Actually, the official date was yesterday, but the hurricane intervened—my publisher’s offices in New York were closed.
I did make it to my first event, a lecture at the Samuel Reed Hall Library at Lyndon State College in Vermont, about 3 miles from my home. LSC had electricity; we didn’t. While there, I was interviewed by Channel 7 news for local TV.
Tomorrow, I go to Portland, Maine, where I’ll be speaking at the University of Southern Maine in the Glickman Library, Room 423, at 5:00. Portland-area friends, please join me!
Here’s the rest of the tour:
11/2: Maine: Portland Free Library @ noon
11/5: New Hampshire: Dartmouth Bookstore, Hanover @ 6:00
11/7: Vermont: Mount Holly Town Library, Belmont @ 7:00
11/8: New York: Cornell University Library @ 4:30
11/9: Pennsylvania: Bucknell University Bookstore @ 5:30
11/10: Virginia: Icelandic Jólabasar, American Legion Post 177, Fairfax @ 11-3
11/11: Pennsylvania: Webster’s Bookstore, State College @ 6:30
11/12: Pennsylvania: Penn State Comparative Literature Luncheon, 112 Kern, University Park @ 12:15
11/13: North Carolina: Malaprop’s Bookstore, Asheville @ 7:00
11/17: Georgia: Eagle Eye Book Shop, Decatur @ 1:30
11/20: Massachusetts: UMass-Amherst @ 2:30
11/29: Vermont: Sterling College @ 6:30
11/30: Vermont: Northshire Bookstore, Manchester Center @ 7:00
12/3: New York: Scandinavia House, New York City @ 6:30
12/6: Vermont: Phoenix Books, Burlington, VT@ 7:00
Not near any of these events? Check out my book trailer:
Or take a peek at the jacket flap:
Snorri Sturluson, the thirteenth-century Icelandic chieftain who gave us Odin, Loki, and Thor, was as unruly as the Norse gods he created
Norse mythology has seeped into our imagination. Tales of one-eyed Odin, Thor and his mighty hammer, the trickster Loki, and the beautiful Valkyries have inspired countless writers, poets, and dreamers through the centuries, including Richard Wagner, JRR Tolkien, and Neil Gaiman. Few modern fantasy novels, films, or games are free of wandering wizards, fair elves and werewolves, dragons and dwarf smiths, magic rings and weapons, heroes that speak to birds, or trolls that turn to stone. But while Homer and Ovid are widely celebrated for their stories of Greek and Roman gods, the medieval Icelander who gave us Viking mythology is nearly forgotten.

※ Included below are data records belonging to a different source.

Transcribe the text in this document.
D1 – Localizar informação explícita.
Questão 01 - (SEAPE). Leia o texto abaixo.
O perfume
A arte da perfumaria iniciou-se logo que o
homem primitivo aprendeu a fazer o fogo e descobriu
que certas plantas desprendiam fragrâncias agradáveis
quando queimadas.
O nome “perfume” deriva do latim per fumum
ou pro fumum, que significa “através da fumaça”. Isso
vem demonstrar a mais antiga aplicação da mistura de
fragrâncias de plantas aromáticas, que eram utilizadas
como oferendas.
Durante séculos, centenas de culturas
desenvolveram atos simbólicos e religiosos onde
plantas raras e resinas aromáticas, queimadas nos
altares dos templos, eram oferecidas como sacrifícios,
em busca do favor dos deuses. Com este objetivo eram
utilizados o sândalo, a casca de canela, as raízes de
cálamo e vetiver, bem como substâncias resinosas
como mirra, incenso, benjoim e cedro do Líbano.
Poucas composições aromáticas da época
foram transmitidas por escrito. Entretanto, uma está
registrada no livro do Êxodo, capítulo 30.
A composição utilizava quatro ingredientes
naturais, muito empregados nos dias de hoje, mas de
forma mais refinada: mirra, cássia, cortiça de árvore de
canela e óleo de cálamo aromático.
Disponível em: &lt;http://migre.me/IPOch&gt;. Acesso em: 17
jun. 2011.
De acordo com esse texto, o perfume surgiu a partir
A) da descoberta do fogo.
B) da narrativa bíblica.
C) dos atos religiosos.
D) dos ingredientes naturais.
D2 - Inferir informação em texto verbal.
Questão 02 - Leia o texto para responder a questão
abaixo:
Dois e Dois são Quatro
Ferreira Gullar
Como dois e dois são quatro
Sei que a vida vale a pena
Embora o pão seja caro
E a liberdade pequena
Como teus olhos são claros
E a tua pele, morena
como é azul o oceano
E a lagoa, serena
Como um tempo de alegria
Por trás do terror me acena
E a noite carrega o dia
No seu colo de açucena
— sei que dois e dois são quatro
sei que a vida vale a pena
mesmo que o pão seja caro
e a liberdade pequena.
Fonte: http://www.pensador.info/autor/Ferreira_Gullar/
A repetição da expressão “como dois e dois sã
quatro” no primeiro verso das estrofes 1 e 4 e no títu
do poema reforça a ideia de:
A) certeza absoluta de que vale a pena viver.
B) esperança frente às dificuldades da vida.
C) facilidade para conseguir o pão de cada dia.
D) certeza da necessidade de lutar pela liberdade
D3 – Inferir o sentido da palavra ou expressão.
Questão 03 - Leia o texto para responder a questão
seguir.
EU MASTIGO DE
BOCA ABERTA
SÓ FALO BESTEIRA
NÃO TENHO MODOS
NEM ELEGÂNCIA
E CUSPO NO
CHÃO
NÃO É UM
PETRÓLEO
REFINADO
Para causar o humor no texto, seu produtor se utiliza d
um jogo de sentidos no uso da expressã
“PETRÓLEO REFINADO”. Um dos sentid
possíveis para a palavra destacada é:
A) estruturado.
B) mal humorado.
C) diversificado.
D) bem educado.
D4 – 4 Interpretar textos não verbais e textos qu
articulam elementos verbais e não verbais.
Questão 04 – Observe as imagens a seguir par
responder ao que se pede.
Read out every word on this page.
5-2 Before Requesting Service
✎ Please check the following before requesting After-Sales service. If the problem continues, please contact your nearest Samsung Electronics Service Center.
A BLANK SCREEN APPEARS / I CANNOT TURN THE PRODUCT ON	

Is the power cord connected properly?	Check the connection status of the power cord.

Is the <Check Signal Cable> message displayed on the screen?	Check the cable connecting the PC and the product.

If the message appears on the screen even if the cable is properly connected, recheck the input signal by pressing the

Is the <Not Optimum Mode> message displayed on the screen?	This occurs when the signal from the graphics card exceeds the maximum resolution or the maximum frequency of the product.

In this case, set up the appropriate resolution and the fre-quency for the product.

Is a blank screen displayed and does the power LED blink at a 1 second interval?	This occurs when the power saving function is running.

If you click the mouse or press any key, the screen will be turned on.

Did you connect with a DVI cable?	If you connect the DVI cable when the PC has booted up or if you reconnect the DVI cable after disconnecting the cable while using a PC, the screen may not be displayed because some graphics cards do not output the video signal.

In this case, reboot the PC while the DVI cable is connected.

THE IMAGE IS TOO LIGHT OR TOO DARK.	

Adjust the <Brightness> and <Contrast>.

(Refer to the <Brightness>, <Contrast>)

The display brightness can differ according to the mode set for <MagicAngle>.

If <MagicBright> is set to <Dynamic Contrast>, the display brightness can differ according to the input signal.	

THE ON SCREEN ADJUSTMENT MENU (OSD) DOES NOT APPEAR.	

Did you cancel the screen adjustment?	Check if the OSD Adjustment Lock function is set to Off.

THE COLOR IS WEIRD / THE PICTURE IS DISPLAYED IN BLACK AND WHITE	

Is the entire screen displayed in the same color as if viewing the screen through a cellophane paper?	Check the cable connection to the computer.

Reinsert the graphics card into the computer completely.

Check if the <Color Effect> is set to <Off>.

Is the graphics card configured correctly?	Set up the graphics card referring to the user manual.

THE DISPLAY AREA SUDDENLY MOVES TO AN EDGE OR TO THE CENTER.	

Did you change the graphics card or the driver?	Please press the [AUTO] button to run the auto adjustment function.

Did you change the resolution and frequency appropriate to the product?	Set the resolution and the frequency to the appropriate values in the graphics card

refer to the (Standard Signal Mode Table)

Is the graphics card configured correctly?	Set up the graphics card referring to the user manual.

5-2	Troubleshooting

In Song of the Vikings, author Nancy Marie Brown brings to life Snorri Sturluson, wealthy chieftain, wily politician, witty storyteller, and lover of Viking lore. She paints a vivid picture of the Icelandic landscape, with its colossal glaciers and volcanoes, steaming hot springs, and moonscapes of ash, ice, and rock. This was the world that inspired Snorri’s words, and led him to create unforgettable characters and tales, including nearly every story we know of the gods we still honor in the names Tuesday, Wednesday, Thursday, and Friday. It was Snorri who created the archetype of the bold, blond, laugh-in-the-face-of-death Viking, and Snorri who gave the word saga the meaning it holds today.
Brown takes the reader on a tour of medieval Icelandic society as well, with its web of laws and blood feuds fueled by the Icelanders’ fierce sense of independence. There Snorri’s extravagant personality and unscrupulous tactics brought him close to ruling his country—and even closer to betraying it—before he was betrayed himself. He died a coward, cringing in his cellar, his Viking ideals abandoned. But his books lived on.
Drawing on her deep knowledge of Iceland and its history and first-hand reading of the original medieval sources, Brown gives us a richly textured narrative, revealing a spellbinding world that continues to fascinate.